The ultimate goal of team project-based learning is to approach learning from a social aspect, to collaborate with other learners, and to learn necessary knowledge and performance through shared experiences (Heo et al, 2010). Significant changes were observed in all 6 items included in the cooperative self-regulation evaluation conducted in this study (p<0.05). Because learners who have experienced team project-based classes proactively and actively explore and solve problems compared to other learners, they can better understand core principles and concepts and enable more in-depth learning (Garrison, 2007; Yu et al, 2021). It is thought that the participants of this study also participated in learning with a more cooperative and active attitude through Team project-based learning. Because team project-based classes do not simply synthesize and complete the task solutions presented by learners, but rather coordinate and integrate the opinions of team members to obtain more advanced results (Savery and Duffy, 1995; Kim et al, 2018), In a situation that opportunities for face-to-face classes are reduced due to COVID-19, there is a great advantage that it can enhance practical skills and strengthen cooperative learning attitudes for problem solving.

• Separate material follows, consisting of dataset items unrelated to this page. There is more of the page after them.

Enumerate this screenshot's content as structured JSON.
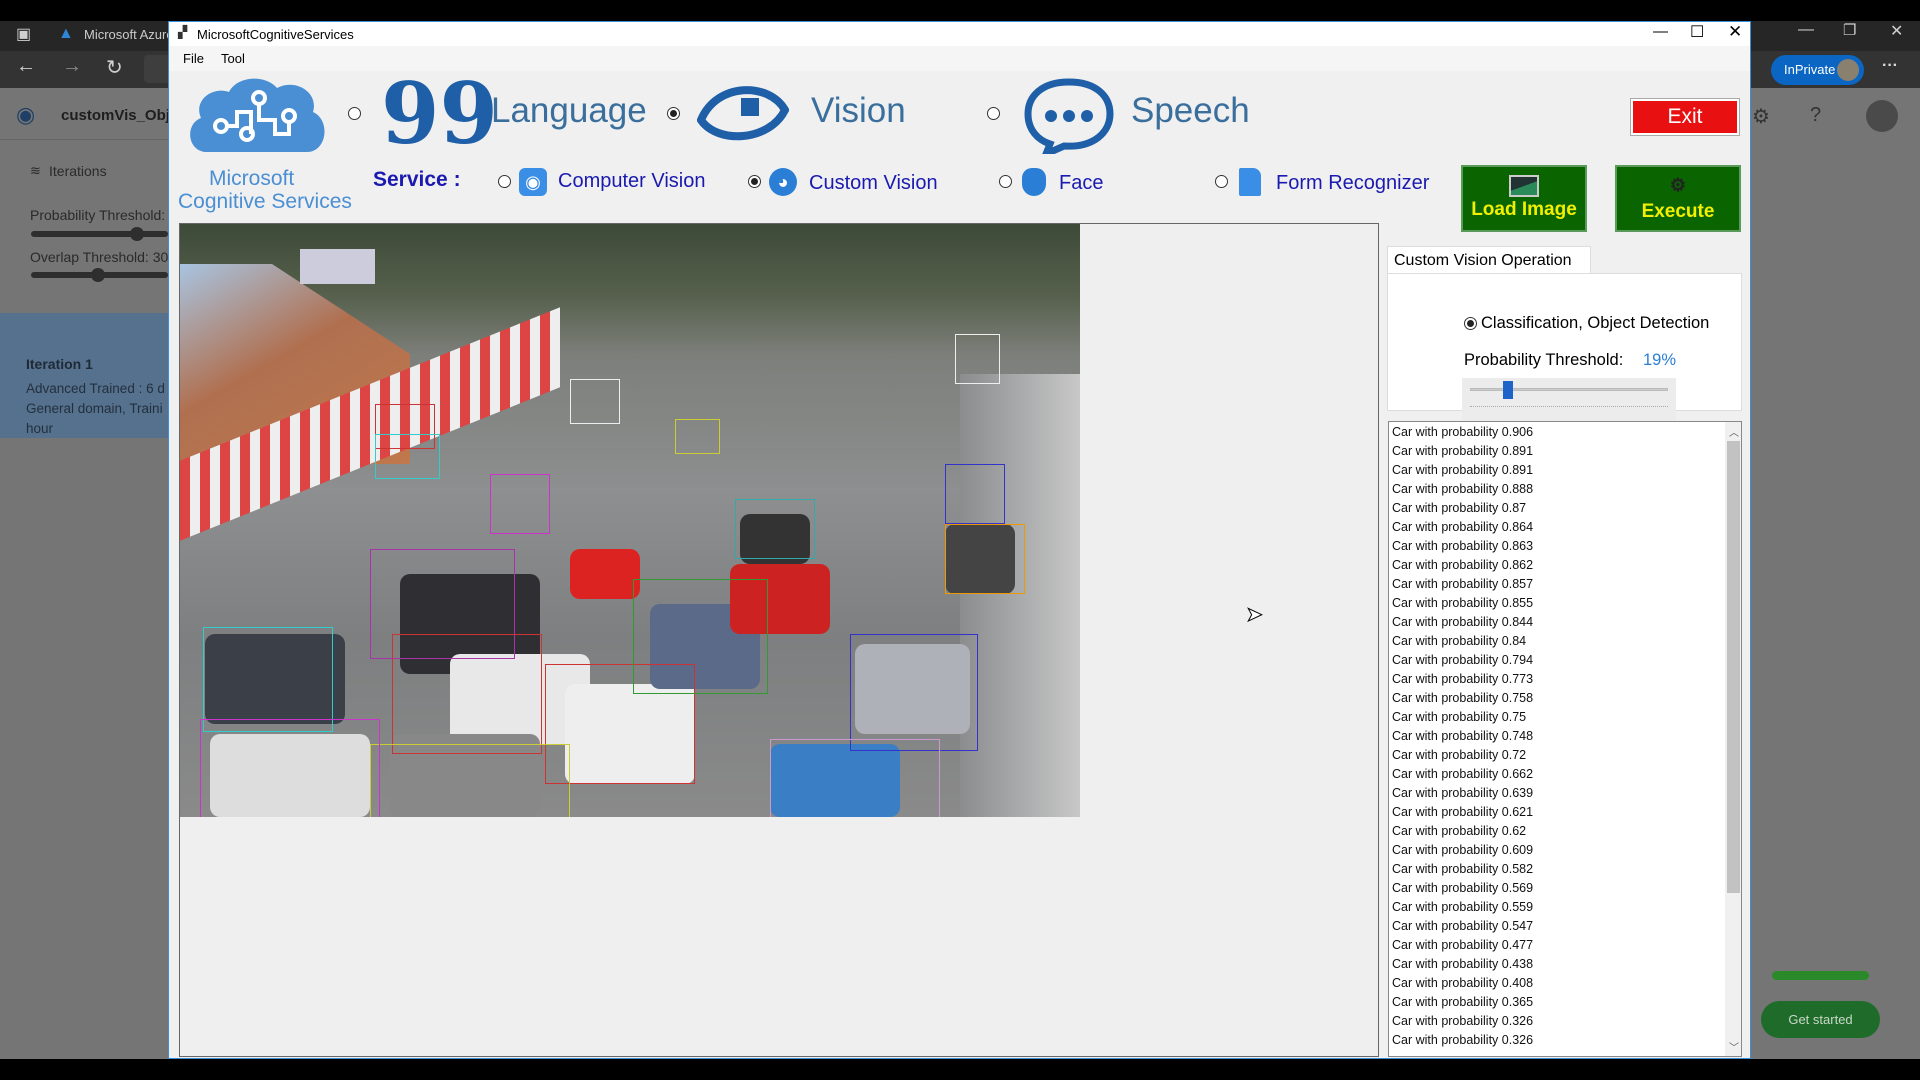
{
  "browser": {
    "tab_title": "Microsoft Azure",
    "project_name": "customVis_Objec",
    "iterations_label": "Iterations",
    "probability_threshold_label": "Probability Threshold:",
    "overlap_threshold_label": "Overlap Threshold: 30",
    "iteration": {
      "title": "Iteration 1",
      "line1": "Advanced Trained : 6 d",
      "line2": "General domain, Traini",
      "line3": "hour"
    },
    "inprivate_label": "InPrivate",
    "more_label": "···",
    "help_label": "?",
    "get_started_label": "Get started",
    "probability_slider_value": 0.6,
    "overlap_slider_value": 0.3
  },
  "app": {
    "title": "MicrosoftCognitiveServices",
    "menu": [
      "File",
      "Tool"
    ],
    "logo_line1": "Microsoft",
    "logo_line2": "Cognitive Services",
    "categories": [
      {
        "label": "Language",
        "selected": false,
        "icon": "quote-icon"
      },
      {
        "label": "Vision",
        "selected": true,
        "icon": "eye-icon"
      },
      {
        "label": "Speech",
        "selected": false,
        "icon": "speech-bubble-icon"
      }
    ],
    "exit_label": "Exit",
    "service_label": "Service :",
    "services": [
      {
        "label": "Computer Vision",
        "selected": false
      },
      {
        "label": "Custom Vision",
        "selected": true
      },
      {
        "label": "Face",
        "selected": false
      },
      {
        "label": "Form Recognizer",
        "selected": false
      }
    ],
    "load_image_label": "Load Image",
    "execute_label": "Execute",
    "operation_tab": "Custom Vision Operation",
    "operation_option": "Classification, Object Detection",
    "threshold_label": "Probability Threshold:",
    "threshold_value": "19%",
    "threshold_fraction": 0.19,
    "results": [
      "Car with probability 0.906",
      "Car with probability 0.891",
      "Car with probability 0.891",
      "Car with probability 0.888",
      "Car with probability 0.87",
      "Car with probability 0.864",
      "Car with probability 0.863",
      "Car with probability 0.862",
      "Car with probability 0.857",
      "Car with probability 0.855",
      "Car with probability 0.844",
      "Car with probability 0.84",
      "Car with probability 0.794",
      "Car with probability 0.773",
      "Car with probability 0.758",
      "Car with probability 0.75",
      "Car with probability 0.748",
      "Car with probability 0.72",
      "Car with probability 0.662",
      "Car with probability 0.639",
      "Car with probability 0.621",
      "Car with probability 0.62",
      "Car with probability 0.609",
      "Car with probability 0.582",
      "Car with probability 0.569",
      "Car with probability 0.559",
      "Car with probability 0.547",
      "Car with probability 0.477",
      "Car with probability 0.438",
      "Car with probability 0.408",
      "Car with probability 0.365",
      "Car with probability 0.326",
      "Car with probability 0.326"
    ],
    "colors": {
      "accent_blue": "#3a6e9c",
      "service_blue": "#1a1ab0",
      "exit_red": "#e81010",
      "button_green": "#0a6400",
      "button_text": "#f0f000"
    }
  }
}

The limitations of this study are as follows. First, it is a method of assigning a team for the progress of the project. In order to assign team that is not biased, it is necessary for the instructor to understand the propensity of the learners in advance and reflect it in the team composition. The second is the role assignment of team members. During the team project, the instructor needs to constantly check and adjust whether the roles are distributed smoothly and whether the team members are actively participating.


Ⅴ. Conclusion

The purpose of this study was to investigate the effect of online team project-based learning to learners' problem-solving ability, self-efficacy, and cooperative self-regulation. As a result, significant changes were found in the participants' problem-solving ability, cooperative self-efficacy, and cooperative self-regulation ability. Through this, we confirmed that online team project-based learning can bring positive learning effect. The online team project-based learning needs to be considered to enhance learners' problem-solving skills.